Chabon’s imagination began churning with elements of his family’s past: conversations he had with his terminally ill grandfather more than 20 years ago; a great-uncle’s anecdote about getting fired from his job to make room on the payroll for Alger Hiss; and a mysterious 1950s advertisement for Chabon Scientific Co. model rockets. The result is that Moonglow unfolds as though it were a memoir, with the narrator listening to his grandfather’s life story. Throughout the text, Chabon draws subtle parallels between those intimate affairs and the internationally consequential events that occur almost in tandem.

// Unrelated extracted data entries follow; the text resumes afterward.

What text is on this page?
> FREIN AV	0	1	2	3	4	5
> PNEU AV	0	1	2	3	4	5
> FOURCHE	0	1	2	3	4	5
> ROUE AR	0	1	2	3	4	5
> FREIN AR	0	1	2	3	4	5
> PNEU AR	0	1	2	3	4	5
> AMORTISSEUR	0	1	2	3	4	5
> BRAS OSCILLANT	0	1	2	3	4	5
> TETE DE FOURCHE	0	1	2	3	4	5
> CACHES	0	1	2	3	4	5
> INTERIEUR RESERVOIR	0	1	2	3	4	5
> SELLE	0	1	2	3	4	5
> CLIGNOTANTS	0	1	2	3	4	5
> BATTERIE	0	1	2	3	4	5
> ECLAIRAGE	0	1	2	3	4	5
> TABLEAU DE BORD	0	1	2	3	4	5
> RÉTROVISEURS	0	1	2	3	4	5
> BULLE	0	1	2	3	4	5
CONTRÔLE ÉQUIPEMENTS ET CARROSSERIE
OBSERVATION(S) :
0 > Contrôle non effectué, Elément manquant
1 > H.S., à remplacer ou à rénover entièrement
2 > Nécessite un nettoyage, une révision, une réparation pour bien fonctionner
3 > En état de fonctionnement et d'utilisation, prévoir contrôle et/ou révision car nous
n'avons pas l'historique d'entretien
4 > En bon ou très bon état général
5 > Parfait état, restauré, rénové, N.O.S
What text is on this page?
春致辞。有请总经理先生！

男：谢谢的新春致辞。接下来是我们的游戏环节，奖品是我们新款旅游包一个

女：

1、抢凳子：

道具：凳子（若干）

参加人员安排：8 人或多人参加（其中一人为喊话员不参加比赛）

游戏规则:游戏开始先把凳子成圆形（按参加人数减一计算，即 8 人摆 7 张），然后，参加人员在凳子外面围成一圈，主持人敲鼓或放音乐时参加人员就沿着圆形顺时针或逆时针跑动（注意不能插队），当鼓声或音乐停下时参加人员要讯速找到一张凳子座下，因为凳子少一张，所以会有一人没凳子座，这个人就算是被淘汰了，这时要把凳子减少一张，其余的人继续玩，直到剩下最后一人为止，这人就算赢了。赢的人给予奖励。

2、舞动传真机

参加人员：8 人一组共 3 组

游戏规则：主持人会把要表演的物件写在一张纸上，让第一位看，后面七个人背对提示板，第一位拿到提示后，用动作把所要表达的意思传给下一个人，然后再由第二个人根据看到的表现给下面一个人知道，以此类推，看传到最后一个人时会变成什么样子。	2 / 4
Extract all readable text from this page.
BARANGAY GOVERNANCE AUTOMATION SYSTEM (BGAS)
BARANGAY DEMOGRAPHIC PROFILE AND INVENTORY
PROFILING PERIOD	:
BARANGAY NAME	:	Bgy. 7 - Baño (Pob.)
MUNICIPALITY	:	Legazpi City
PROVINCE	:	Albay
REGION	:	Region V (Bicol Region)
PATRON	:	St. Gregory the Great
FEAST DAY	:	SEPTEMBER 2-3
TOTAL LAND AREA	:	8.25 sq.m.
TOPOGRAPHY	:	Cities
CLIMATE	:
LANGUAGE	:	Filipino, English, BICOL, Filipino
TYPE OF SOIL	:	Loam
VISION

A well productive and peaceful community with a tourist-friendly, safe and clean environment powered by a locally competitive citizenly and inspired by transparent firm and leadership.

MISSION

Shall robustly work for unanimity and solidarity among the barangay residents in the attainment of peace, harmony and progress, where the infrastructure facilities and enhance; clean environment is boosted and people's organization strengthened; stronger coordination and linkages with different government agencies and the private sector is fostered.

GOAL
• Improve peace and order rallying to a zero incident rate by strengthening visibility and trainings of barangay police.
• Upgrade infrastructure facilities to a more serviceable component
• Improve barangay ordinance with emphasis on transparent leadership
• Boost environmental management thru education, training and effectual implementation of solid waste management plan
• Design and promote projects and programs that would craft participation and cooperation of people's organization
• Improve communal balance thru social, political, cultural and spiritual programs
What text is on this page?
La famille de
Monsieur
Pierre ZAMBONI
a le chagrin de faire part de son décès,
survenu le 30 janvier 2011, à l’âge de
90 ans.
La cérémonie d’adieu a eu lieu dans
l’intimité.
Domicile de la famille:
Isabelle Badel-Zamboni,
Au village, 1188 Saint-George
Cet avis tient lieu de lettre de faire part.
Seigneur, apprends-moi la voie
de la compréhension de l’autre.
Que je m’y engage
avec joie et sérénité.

“That point of tangency of the huge and the tiny was the initial thing for me,” he says in an interview with Paste. “The first impulse of this book was this family anecdote that I’d heard a couple times growing up, the intersection of this sad-sack, pathetic story of my great-uncle getting fired, with this huge arc of the Cold War and one of its most notorious figures. It popped into my head one day when I sat down to write something else. I found myself thinking of that anecdote, and that was my starting place.”
Chabon also knew that, on some level, he wanted Moonglow to be the history of a model rocket ad he discovered, carrying his family name but offering no further clues.
“That ad is real, and I have no explanation for it whatsoever,” he says. “So I decided to make one up. I coincided with the Space Race, more or less exactly, and was completely caught up with it as a kid.”
The model rockets, the Space Race, and the grandfather character’s World War II work as an intelligence officer all pointed Chabon in the direction of Wernher von Braun, the German aerospace engineer and inventor of the V-2 rocket who later immigrated to America. In much the same way that Chabon’s Pulitzer Prize-winning novel The Amazing Adventures of Kavalier & Clay uses Harry Houdini to introduce the central theme of escape, Chabon invokes a meditation on scientific discovery with von Braun, benefitting from an “At what cost?” hindsight.
“I remember my little kid’s view of Wernher von Braun, seeing him on Wonderful World of Disney, chatting about all these incredible orbiting space stations and colonies on mars and all these things we’d have when I grew up,” Chabon says. “That figure of von Braun was part of my imaginative landscape from a very young age, and then there was a gradual sense of disillusionment over the years, both with the ideals of the space program…and then the increasing consciousness of just how deeply von Braun was implicated in the Nazi slave labor structure.”
Chabon began writing about topics he’d taken an interest in his whole life, but as his continued research encountered some darker truths, that led to subtle shifts in his characters.